In the presence of short selling, corporate insiders have incentives to sell more (shares from their existing stakes) and trade faster to preempt the potential competition from short sellers. Hence, short selling can indirectly improve market efficiency by affecting other informed traders.
 Massimo Massa, Bohui Zhang, and Hong Zhang, 2015, “The Invisible Hand of Short Selling: Does Short-Selling Discipline Earnings Management?,” Review of Financial Studies 28: 1701-1736.
We show that short selling has a disciplining role vis-à-vis firm managers forcing them to reduce earnings management. Our findings suggest that the invisible hand of short selling provides an external governance mechanism to discipline managers.
A post of the paper is solicited and featured at Harvard Law School Forum on Corporate Governance and Financial Regulation (the link). The paper also attracts attention from a broad base of readers, ranging from Stephen Bainbridge, the William D. Warren Distinguished Professor of Law at the UCLA School of Law, to “Silicon Investor “, an online discussing board for stock investments.
 Chunmei Lin and Massimo Massa, and Hong Zhang, 2014, “Mutual Funds and Information Diffusion: The Role of Country-Level Governance,” Review of Financial Studies 27: 3343-3387.

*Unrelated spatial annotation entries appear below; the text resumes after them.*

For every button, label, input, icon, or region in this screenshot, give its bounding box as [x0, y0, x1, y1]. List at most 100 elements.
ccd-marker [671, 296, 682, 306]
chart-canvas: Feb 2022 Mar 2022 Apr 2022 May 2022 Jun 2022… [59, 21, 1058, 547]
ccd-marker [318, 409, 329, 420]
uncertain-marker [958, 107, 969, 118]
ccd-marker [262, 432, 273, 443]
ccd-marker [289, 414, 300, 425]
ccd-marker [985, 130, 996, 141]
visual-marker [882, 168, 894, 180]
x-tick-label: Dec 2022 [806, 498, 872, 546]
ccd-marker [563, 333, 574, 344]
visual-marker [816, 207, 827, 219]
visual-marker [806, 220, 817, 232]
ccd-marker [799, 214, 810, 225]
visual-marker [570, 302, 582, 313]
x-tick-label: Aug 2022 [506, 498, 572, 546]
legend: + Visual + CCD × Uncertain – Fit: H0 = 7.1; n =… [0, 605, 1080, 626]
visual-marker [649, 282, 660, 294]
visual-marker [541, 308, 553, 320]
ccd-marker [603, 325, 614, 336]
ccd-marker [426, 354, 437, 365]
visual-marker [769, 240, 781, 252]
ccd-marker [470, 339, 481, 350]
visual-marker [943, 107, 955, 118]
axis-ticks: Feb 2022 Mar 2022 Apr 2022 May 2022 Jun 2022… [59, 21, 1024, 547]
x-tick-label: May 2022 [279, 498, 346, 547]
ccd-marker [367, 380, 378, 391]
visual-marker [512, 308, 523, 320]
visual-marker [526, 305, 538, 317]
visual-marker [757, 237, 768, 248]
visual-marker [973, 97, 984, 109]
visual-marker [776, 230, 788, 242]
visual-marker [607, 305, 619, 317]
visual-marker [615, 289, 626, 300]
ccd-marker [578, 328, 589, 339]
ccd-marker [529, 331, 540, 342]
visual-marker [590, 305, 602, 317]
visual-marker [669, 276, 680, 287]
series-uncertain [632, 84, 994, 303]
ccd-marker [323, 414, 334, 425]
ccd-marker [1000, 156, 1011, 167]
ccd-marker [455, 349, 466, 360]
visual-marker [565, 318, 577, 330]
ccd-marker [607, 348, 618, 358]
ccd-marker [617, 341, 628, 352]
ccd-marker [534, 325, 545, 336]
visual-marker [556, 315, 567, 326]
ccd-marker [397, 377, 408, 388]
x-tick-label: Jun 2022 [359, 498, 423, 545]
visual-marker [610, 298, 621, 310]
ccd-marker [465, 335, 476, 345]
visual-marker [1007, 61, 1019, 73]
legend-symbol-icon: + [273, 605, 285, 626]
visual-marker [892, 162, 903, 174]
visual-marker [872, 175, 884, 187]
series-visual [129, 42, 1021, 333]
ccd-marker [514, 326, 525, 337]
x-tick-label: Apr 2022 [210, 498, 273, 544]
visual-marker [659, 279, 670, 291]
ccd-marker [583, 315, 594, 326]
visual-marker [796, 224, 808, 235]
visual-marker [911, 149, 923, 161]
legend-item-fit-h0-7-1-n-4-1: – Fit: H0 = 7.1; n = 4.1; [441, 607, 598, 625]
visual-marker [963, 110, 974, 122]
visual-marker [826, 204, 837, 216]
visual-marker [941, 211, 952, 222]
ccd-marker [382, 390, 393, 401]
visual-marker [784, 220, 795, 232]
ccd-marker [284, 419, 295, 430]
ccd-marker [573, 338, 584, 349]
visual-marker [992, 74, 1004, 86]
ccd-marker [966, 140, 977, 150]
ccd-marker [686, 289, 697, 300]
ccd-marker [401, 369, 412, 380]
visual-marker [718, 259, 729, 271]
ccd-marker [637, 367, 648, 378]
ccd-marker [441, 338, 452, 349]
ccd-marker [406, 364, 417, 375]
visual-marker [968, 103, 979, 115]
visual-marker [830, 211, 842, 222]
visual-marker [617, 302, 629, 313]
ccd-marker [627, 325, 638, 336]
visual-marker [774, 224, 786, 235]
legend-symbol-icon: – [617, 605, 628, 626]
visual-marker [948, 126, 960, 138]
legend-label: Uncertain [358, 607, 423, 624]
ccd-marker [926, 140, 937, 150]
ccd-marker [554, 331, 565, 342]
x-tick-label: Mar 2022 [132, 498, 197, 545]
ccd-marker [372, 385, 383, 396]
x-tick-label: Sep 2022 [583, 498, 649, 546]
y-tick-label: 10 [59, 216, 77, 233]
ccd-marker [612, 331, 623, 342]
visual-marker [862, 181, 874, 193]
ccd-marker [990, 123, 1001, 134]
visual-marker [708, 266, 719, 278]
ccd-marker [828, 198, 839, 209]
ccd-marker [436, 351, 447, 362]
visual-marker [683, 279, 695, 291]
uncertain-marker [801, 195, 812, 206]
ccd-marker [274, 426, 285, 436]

When weak institutions jeopardize public information, a market-based corrective mechanism arises to rely on institutional investors to process semipublic information. However, we show that this corrective mechanism creates more problems than it solves in terms of financial stability, suggesting that weak institutions propose a fundamental challenge to the market.
 Matt Spiegel and Hong Zhang, 2013, “Mutual Fund Risk and Market Share Adjusted Fund Flows,” Journal of Financial Economics 108-2: 506-528.

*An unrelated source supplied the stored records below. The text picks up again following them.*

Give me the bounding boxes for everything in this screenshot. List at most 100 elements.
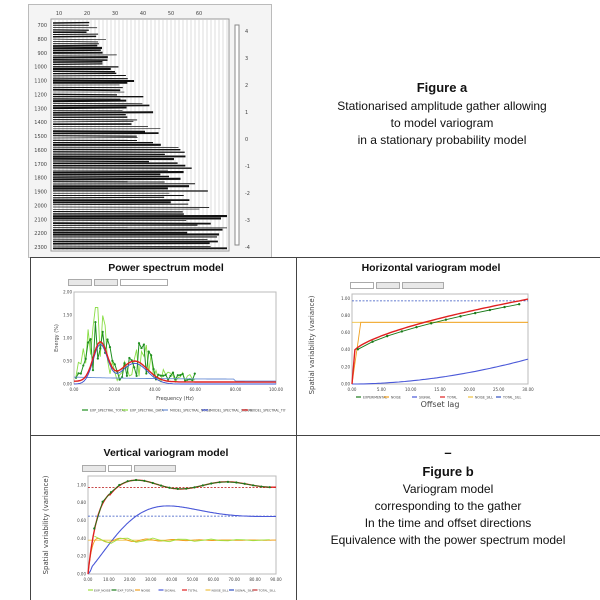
ps-exp-point: [140, 346, 143, 350]
hv-x-tick: 15.00: [434, 387, 446, 392]
tab-horizontal[interactable]: [350, 282, 374, 289]
gather-colorbar-tick: -4: [245, 245, 250, 251]
gather-left-tick: 1300: [34, 106, 47, 112]
gather-left-tick: 900: [37, 51, 47, 57]
tab-3[interactable]: [120, 279, 168, 286]
vv-legend-label: SIGNAL_SILL: [235, 589, 254, 593]
ps-exp-point: [150, 354, 153, 357]
frame-top-line: [30, 257, 600, 258]
gather-left-tick: 1100: [34, 79, 47, 85]
ps-exp-point: [193, 372, 196, 375]
figure-a-line-2: to model variogram: [390, 116, 494, 130]
hv-y-tick: 0.80: [341, 313, 350, 318]
vv-exp-noise-line: [94, 535, 270, 544]
vv-legend-label: EXP_NOISE: [94, 589, 111, 593]
gather-event: [52, 106, 127, 110]
gather-top-tick: 20: [84, 11, 90, 17]
tab-horizontal-v[interactable]: [82, 465, 106, 472]
tab-spectrum[interactable]: [402, 282, 444, 289]
hv-y-tick: 1.00: [341, 296, 350, 301]
ps-x-tick: 100.00: [269, 387, 283, 392]
gather-colorbar: [234, 24, 240, 246]
vv-legend-label: SIGNAL: [165, 589, 176, 593]
vv-exp-total-line: [93, 479, 270, 529]
ps-exp-point: [137, 342, 141, 345]
hv-x-tick: 25.00: [493, 387, 505, 392]
gather-event: [52, 175, 169, 178]
ps-model-total-line: [74, 340, 276, 383]
ps-legend-label: EXP_SPECTRAL_TOTAL: [90, 409, 126, 413]
ps-y-tick: 2.00: [63, 290, 72, 295]
vv-x-tick: 40.00: [166, 577, 178, 582]
tab-spectrum-v[interactable]: [134, 465, 176, 472]
vv-exp-total-point: [168, 486, 171, 489]
hv-x-tick: 0.00: [348, 387, 357, 392]
gather-left-tick: 1600: [34, 148, 47, 154]
vv-exp-total-point: [151, 481, 154, 485]
hv-x-tick: 5.00: [377, 387, 386, 392]
hv-legend-label: TOTAL_SILL: [502, 396, 521, 400]
tab-1[interactable]: [68, 279, 92, 286]
hv-experimental-point: [371, 340, 374, 343]
vv-legend-label: TOTAL: [187, 589, 198, 593]
hv-experimental-point: [488, 308, 492, 312]
figure-a-title: Figure a: [416, 80, 468, 95]
hv-signal-line: [352, 358, 529, 385]
vv-exp-total-point: [118, 483, 121, 487]
ps-exp-point: [118, 378, 121, 381]
tab-2[interactable]: [94, 279, 118, 286]
hv-y-tick: 0.20: [341, 364, 350, 369]
vv-x-tick: 60.00: [208, 577, 220, 582]
gather-event: [52, 41, 99, 43]
hv-legend-label: NOISE_SILL: [475, 396, 493, 400]
hv-x-tick: 30.00: [522, 387, 534, 392]
hv-noise-line: [351, 321, 528, 385]
gather-event: [52, 99, 127, 103]
vv-y-tick: 0.40: [77, 536, 86, 541]
ps-exp-point: [142, 343, 145, 346]
ps-exp-point: [99, 347, 102, 350]
vv-x-tick: 90.00: [270, 577, 282, 582]
vv-exp-total-point: [109, 491, 113, 494]
ps-x-tick: 40.00: [149, 387, 161, 392]
vv-legend-label: TOTAL_SILL: [258, 589, 276, 593]
gather-top-tick: 50: [168, 11, 174, 17]
vv-exp-total-point: [176, 487, 179, 490]
gather-colorbar-tick: 3: [245, 56, 248, 62]
gather-left-tick: 2300: [34, 245, 47, 251]
gather-event: [52, 88, 121, 92]
vv-exp-total-point: [160, 484, 163, 487]
vv-exp-total-point: [134, 478, 138, 482]
vv-legend-label: NOISE: [141, 589, 150, 593]
tab-vertical-v[interactable]: [108, 465, 132, 472]
vv-y-tick: 1.00: [77, 482, 86, 487]
vv-exp-total-point: [226, 480, 230, 483]
ps-exp-point: [125, 374, 129, 377]
ps-legend-label: MODEL_SPECTRAL_NOISE: [170, 409, 211, 413]
ps-exp-point: [171, 371, 175, 374]
vertical-variogram-title: Vertical variogram model: [103, 447, 229, 459]
gather-top-tick: 40: [140, 11, 146, 17]
hv-experimental-point: [518, 303, 521, 306]
vv-exp-total-point: [210, 482, 213, 485]
gather-left-tick: 1200: [34, 92, 47, 98]
horizontal-variogram-title: Horizontal variogram model: [361, 262, 501, 274]
figure-b-title: Figure b: [422, 464, 474, 479]
ps-exp-point: [101, 330, 104, 333]
figure-b-line-3: In the time and offset directions: [364, 516, 532, 530]
ps-exp-point: [108, 346, 112, 349]
hv-legend-label: TOTAL: [446, 396, 457, 400]
gather-event: [52, 177, 181, 181]
hv-legend-label: NOISE: [391, 396, 401, 400]
gather-event: [52, 63, 103, 66]
vv-exp-total-point: [93, 527, 96, 530]
tab-vertical[interactable]: [376, 282, 400, 289]
vv-legend-label: EXP_TOTAL: [118, 589, 135, 593]
vv-y-tick: 0.00: [77, 572, 86, 577]
hv-experimental-point: [444, 318, 448, 321]
gather-left-tick: 1900: [34, 190, 47, 196]
ps-exp-point: [159, 374, 162, 377]
ps-exp-point: [91, 368, 95, 372]
vertical-variogram-tabs: [82, 465, 176, 472]
ps-exp-point: [84, 357, 87, 360]
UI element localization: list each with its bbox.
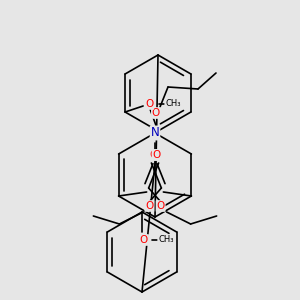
Text: O: O — [145, 99, 153, 109]
Text: O: O — [140, 235, 148, 245]
Text: O: O — [145, 201, 154, 211]
Text: O: O — [149, 150, 158, 160]
Text: O: O — [152, 108, 160, 118]
Text: O: O — [157, 201, 165, 211]
Text: CH₃: CH₃ — [165, 100, 181, 109]
Text: CH₃: CH₃ — [158, 236, 174, 244]
Text: N: N — [151, 127, 159, 140]
Text: O: O — [152, 150, 161, 160]
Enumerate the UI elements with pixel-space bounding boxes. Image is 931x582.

The flow-performance convexity is widely argued to affect managerial incentives. However, we show that the pooling of heterogeneous linear responses in cross-sectional analysis can yield false convexity estimates. Using the alternative specification (market shares), we find no evidence of convexity in the flow-performance relationship.
 Harry Mamaysky, Matt Spiegel, and Hong Zhang, 2008, “Estimating the Dynamics of Mutual Fund Alphas and Betas,” Review of Financial Studies 21(1): 233-264.
We develop a dynamic model, which allows us to use the Kalman filter to track the information processing of mutual fund managers. Mutual fund alphas identified in this way deliver superior performance out of sample.
 Harry Mamaysky, Matt Spiegel, and Hong Zhang, 2007, “Improved Forecasting of Mutual Fund Alphas and Betas,” Review of Finance 11: 359-400 (the lead article).
Traditional OLS models cannot differentiate estimation errors from true skills. A simple backtesting procedure, which screens out false-positive signals, can produce reliable out-of-sample forecasts.